Here we underscore the fact that, “…The US Embassy has received reports of assaults, including sexual assaults, in diverse areas such as casinos, outside hotels, or on cruise ships. In several incidents, the victim had reportedly been drugged…” the report said.

This is surely cause for each and every Bahamian; this because of the fact that home-grown thugs have decided to – as it were – tear this nation’s social fabric down to the last thread.

Evidently, the question that still arises has to do with finding that formula that can in the shortest period of time bring some relief to this scourge.

In addition, urgent attention must be put on sorting things out.

In other words, we must – as a people united in service and in love- drain the swamps that now breed and harbor the social pests that would – if given the chance – destroy everything civilized in their feral path.

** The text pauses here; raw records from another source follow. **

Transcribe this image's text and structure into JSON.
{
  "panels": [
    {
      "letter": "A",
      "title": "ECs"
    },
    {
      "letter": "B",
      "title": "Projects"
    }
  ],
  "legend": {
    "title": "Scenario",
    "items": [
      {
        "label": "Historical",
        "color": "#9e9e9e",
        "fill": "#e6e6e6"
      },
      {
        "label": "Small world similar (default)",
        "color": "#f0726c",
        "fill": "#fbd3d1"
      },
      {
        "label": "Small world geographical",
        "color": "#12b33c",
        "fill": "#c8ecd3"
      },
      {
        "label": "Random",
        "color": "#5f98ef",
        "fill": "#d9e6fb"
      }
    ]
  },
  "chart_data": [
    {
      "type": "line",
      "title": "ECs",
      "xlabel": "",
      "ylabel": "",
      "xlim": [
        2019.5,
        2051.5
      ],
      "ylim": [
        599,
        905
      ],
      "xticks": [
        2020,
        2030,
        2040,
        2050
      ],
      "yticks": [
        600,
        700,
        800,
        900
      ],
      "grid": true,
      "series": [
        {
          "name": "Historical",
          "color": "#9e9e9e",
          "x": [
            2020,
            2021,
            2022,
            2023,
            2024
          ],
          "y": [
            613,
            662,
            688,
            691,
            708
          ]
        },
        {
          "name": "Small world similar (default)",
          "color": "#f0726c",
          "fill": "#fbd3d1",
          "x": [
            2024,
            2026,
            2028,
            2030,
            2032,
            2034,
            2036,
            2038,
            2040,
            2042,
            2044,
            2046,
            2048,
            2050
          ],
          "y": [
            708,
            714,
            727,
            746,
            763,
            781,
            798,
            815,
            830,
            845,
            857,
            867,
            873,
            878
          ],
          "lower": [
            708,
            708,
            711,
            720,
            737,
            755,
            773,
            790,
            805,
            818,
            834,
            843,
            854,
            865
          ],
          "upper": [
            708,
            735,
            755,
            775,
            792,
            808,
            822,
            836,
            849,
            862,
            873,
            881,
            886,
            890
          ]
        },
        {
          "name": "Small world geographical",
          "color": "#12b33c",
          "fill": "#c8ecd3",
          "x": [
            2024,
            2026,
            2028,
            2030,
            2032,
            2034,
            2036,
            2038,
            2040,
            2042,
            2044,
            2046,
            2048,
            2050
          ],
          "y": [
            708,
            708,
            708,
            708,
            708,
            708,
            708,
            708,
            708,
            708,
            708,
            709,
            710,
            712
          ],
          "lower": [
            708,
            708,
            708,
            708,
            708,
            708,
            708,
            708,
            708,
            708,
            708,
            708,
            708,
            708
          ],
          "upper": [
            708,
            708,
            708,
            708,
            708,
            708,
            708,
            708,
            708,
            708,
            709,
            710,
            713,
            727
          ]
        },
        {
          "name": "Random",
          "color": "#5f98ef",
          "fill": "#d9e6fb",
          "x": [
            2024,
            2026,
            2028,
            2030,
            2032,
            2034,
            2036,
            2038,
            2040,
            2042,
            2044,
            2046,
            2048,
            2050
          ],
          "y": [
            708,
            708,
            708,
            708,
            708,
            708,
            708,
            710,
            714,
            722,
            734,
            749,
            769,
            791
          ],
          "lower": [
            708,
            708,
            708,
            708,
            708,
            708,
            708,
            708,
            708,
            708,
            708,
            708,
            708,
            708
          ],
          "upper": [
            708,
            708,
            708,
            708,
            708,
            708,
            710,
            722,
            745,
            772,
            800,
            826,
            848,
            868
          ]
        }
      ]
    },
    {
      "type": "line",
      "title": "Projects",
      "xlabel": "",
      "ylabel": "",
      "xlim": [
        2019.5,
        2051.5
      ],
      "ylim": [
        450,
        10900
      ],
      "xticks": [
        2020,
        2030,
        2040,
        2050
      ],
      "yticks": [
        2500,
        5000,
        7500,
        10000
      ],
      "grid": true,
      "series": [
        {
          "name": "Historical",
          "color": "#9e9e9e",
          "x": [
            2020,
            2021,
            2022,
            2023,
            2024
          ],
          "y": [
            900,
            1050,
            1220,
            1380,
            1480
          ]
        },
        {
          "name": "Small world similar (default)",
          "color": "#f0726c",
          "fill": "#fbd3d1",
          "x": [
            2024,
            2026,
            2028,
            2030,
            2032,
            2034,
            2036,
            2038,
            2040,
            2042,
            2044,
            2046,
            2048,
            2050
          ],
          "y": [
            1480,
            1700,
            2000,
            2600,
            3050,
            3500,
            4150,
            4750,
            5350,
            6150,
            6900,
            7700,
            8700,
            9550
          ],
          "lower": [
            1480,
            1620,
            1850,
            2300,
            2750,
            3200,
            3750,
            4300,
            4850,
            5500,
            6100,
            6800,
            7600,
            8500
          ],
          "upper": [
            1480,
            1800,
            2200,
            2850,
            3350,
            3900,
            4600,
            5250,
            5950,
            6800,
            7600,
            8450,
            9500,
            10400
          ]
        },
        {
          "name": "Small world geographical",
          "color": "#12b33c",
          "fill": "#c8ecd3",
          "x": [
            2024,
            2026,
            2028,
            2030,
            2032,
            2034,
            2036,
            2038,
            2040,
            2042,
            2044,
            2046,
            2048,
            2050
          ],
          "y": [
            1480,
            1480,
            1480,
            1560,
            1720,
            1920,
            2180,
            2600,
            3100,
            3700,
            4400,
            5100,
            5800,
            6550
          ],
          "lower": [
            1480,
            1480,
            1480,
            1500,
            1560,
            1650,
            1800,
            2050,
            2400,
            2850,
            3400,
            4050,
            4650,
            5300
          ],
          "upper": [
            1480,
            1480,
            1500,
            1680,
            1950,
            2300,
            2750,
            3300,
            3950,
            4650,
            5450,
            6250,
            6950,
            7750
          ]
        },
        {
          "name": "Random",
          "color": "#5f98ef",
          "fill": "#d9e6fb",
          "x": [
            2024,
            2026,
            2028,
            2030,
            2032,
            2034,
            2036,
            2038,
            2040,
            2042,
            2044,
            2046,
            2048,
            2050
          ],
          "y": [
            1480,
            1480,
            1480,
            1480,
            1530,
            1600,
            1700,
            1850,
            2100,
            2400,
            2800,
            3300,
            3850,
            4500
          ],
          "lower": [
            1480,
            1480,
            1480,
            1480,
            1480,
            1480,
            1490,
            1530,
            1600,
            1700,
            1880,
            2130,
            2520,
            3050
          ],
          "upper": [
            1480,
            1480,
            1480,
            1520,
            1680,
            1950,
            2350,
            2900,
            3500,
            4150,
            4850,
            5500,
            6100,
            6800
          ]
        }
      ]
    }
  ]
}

Indeed, were more Bahamians predisposed to looking in on some of the matters that routinely make the news in Jamaica, we are quite certain that they would be struck by the number of similarities between them and their Bahamian counterparts.

Of greatest significance would be the extent to which gun-violence has become endemic in both countries.

There is also that drugs connection that links Jamaica to a Bahamas that has become a hub for the movement of ganja and other-such contraband to markets in the United States of America.

The bottom line is surely that – we are to staunch the blood-shed and also build stronger and more honest societies in this region – we need more help from the United States of America.